I recorded bass straight into the board, but added some impulse delay send (BM7 Studio B Far impulse), and added a bit of Electric for a Rhodes line, putting that through the Dynamic Tube plugin (on Hot Driven Tape).
I'd experimented with another vocoder on bass, but it didn't really fit. So I kept that channel for after tracking guitar. I did do a bunch of snippets with the Moderne into the board, giving it some air with the Cabinet plugin and some room reverb, as well as the Berlin Power Station impulse. Both main guitar channels got some overdrive and filtering with Auto-Filter, as well. (While tracking, I wasn't sure whether to go torchy or bluesy; ultimately, I threw out the bluesier bits.)

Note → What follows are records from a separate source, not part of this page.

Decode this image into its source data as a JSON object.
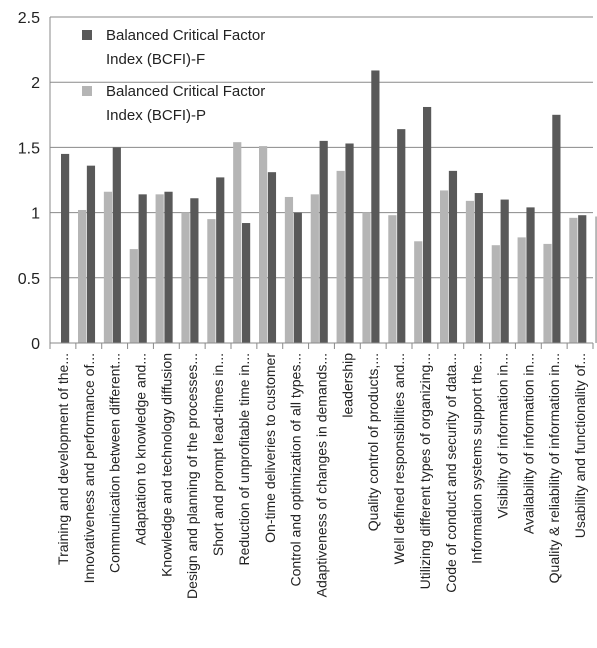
{
  "chart_data": {
    "type": "bar",
    "title": "",
    "xlabel": "",
    "ylabel": "",
    "ylim": [
      0,
      2.5
    ],
    "yticks": [
      "0",
      "0.5",
      "1",
      "1.5",
      "2",
      "2.5"
    ],
    "grid": "horizontal",
    "legend_position": "top-left",
    "categories": [
      "Training and development of the...",
      "Innovativeness and performance of...",
      "Communication between  different...",
      "Adaptation to knowledge and...",
      "Knowledge and technology diffusion",
      "Design and planning of the processes...",
      "Short and prompt lead-times in...",
      "Reduction of unprofitable time in...",
      "On-time deliveries to customer",
      "Control and optimization of all types...",
      "Adaptiveness of changes in demands...",
      "leadership",
      "Quality control of products,...",
      "Well defined responsibilities and...",
      "Utilizing different types of organizing...",
      "Code of conduct and security of data...",
      "Information systems support the...",
      "Visibility of information in...",
      "Availability of information in...",
      "Quality & reliability of information in...",
      "Usability and functionality of..."
    ],
    "series": [
      {
        "name": "Balanced Critical Factor Index (BCFI)-F",
        "legend_lines": [
          "Balanced Critical Factor",
          "Index (BCFI)-F"
        ],
        "color": "#595959",
        "values": [
          1.45,
          1.36,
          1.5,
          1.14,
          1.16,
          1.11,
          1.27,
          0.92,
          1.31,
          1.0,
          1.55,
          1.53,
          2.09,
          1.64,
          1.81,
          1.32,
          1.15,
          1.1,
          1.04,
          1.75,
          0.98
        ]
      },
      {
        "name": "Balanced Critical Factor Index (BCFI)-P",
        "legend_lines": [
          "Balanced Critical Factor",
          "Index (BCFI)-P"
        ],
        "color": "#b5b5b5",
        "values": [
          1.02,
          1.16,
          0.72,
          1.14,
          1.0,
          0.95,
          1.54,
          1.51,
          1.12,
          1.14,
          1.32,
          1.0,
          0.98,
          0.78,
          1.17,
          1.09,
          0.75,
          0.81,
          0.76,
          0.96,
          0.97
        ]
      }
    ]
  }
}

I also wasn't sure about the guitar, and toyed with making it unrecognizable; after experimenting with several approaches, I went with time-stretching using the Complex algorithm. Stretching the guitar to the extremes ended up giving it a trumpet or (alternately on some clips) violin-like timbre. That seemed to work with the rest of the piece.
The processor was working really hard on this one, and I had to be careful not to open any windows during rendering. Kind of weird. I might have to look at machine-upgrading options.
The title comes from 15 being the atomic number of phosphorus, which makes me think of the Wallace Stevens poem "Phosphor Reading by His Own Light." Enjoy.
(Now off to do a live drone soundtrack to a several-hour reiki session.)